そしてみんなは
11-1
「立川さん……あの、一緒にツーリングしませんか?」
鳴坂の言葉に乃子は目を見開いた後、首をかしげた。
「ツーリング?」
「あ、いつもバイクで来るから。僕も最近貰ったんですよ」
「ええと、一緒に走るということ?」
「そう」
乃子は、何も予想していなかったわけではない。これまでも、好意を寄せられていることは察するだけの敏感さがあった。大学では冠がガードになっていたので、対処する必要がなかったのである。
だが、それが具体的にどのように表現されるかまでは考えていなかった。
「むっちゃ遅いですけど」
「いいですよ。何なら一日20キロぐらい歩けますけど、それに女の人を付き合わせるわけには」
ああ、そういえばこの人は旅人だったのだ、と乃子は思い出した。
「じゃあ、楽しいところにお願いします」
「よかった」
乃子は、拒否から考えるのをやめたのである。
「物井剛也。それがお父さんの名前」
将棋教室からの帰りの車内。美利は、静かに言った。
「へー。聞いたことない」
尋ねた将彰も、どう反応していいのか戸惑った。ひょっとしたらプロの誰かだったり、そんなことを考えていたのだ。

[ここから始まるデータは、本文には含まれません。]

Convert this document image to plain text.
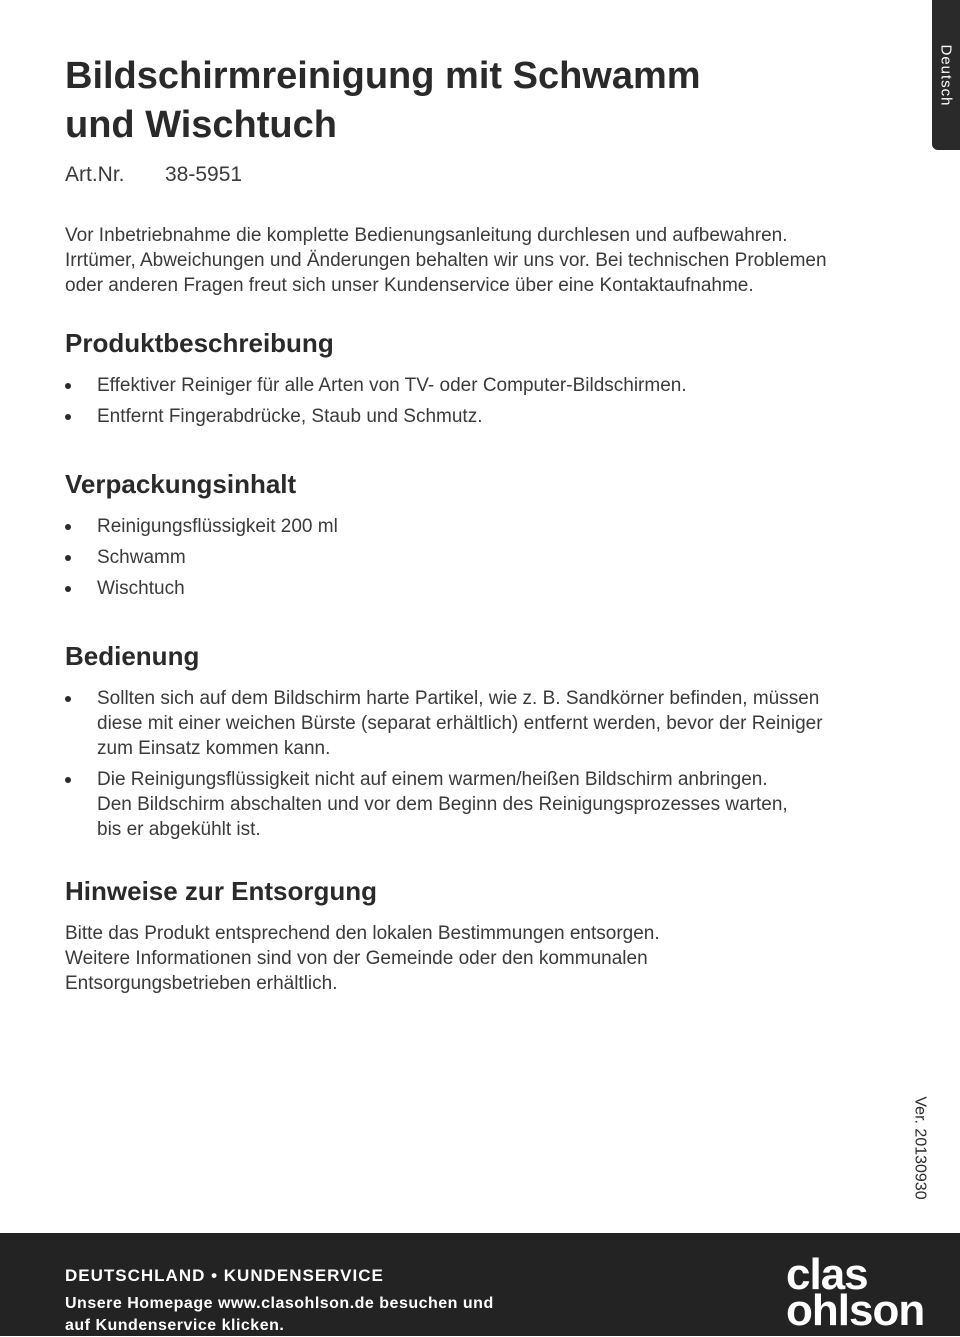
Deutsch
Bildschirmreinigung mit Schwamm
und Wischtuch
Art.Nr.	38-5951

Vor Inbetriebnahme die komplette Bedienungsanleitung durchlesen und aufbewahren.

Irrtümer, Abweichungen und Änderungen behalten wir uns vor. Bei technischen Problemen

oder anderen Fragen freut sich unser Kundenservice über eine Kontaktaufnahme.

Produktbeschreibung
Effektiver Reiniger für alle Arten von TV- oder Computer-Bildschirmen.
Entfernt Fingerabdrücke, Staub und Schmutz.
Verpackungsinhalt
Reinigungsflüssigkeit 200 ml
Schwamm
Wischtuch
Bedienung
Sollten sich auf dem Bildschirm harte Partikel, wie z. B. Sandkörner befinden, müssen
diese mit einer weichen Bürste (separat erhältlich) entfernt werden, bevor der Reiniger
zum Einsatz kommen kann.
Die Reinigungsflüssigkeit nicht auf einem warmen/heißen Bildschirm anbringen.
Den Bildschirm abschalten und vor dem Beginn des Reinigungsprozesses warten,
bis er abgekühlt ist.
Hinweise zur Entsorgung
Bitte das Produkt entsprechend den lokalen Bestimmungen entsorgen.
Weitere Informationen sind von der Gemeinde oder den kommunalen
Entsorgungsbetrieben erhältlich.
Ver. 20130930
DEUTSCHLAND • KUNDENSERVICE
Unsere Homepage www.clasohlson.de besuchen und
auf Kundenservice klicken.
clas
ohlson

将棋を始め、将棋界のことも学んだ。そんな中で将彰は、「自分で見つける前にちゃんと聞きたい」と思ったのである。
「二段でやめたのかな。プロにはなれなかった」
「へえ。今はどこにいるの?」
「わかんない」
将彰は、それ以上何も聞かなかった。母親がすべて本当のことを言っているのかもわからない。ただ、父親に会いたいとか、そういう気持ちにはならなかった。
そして、ほっとした気持ちもあった。もし両親がともに将棋が強いことを知っていたら、幼い頃からプロになりたいと憧れていたかもしれない。あるいは、いなくなった父親を見返すために強くなってやろうと思ったかもしれない。
将彰が将棋を始めたのは、プロを目指すにしてはとても遅い。そして、実際に始めて見たところ、それほど強くなっているわけではなかった。将棋は、楽しむぐらいでいいと感じていた。
ずっとそうなのかは、わからない。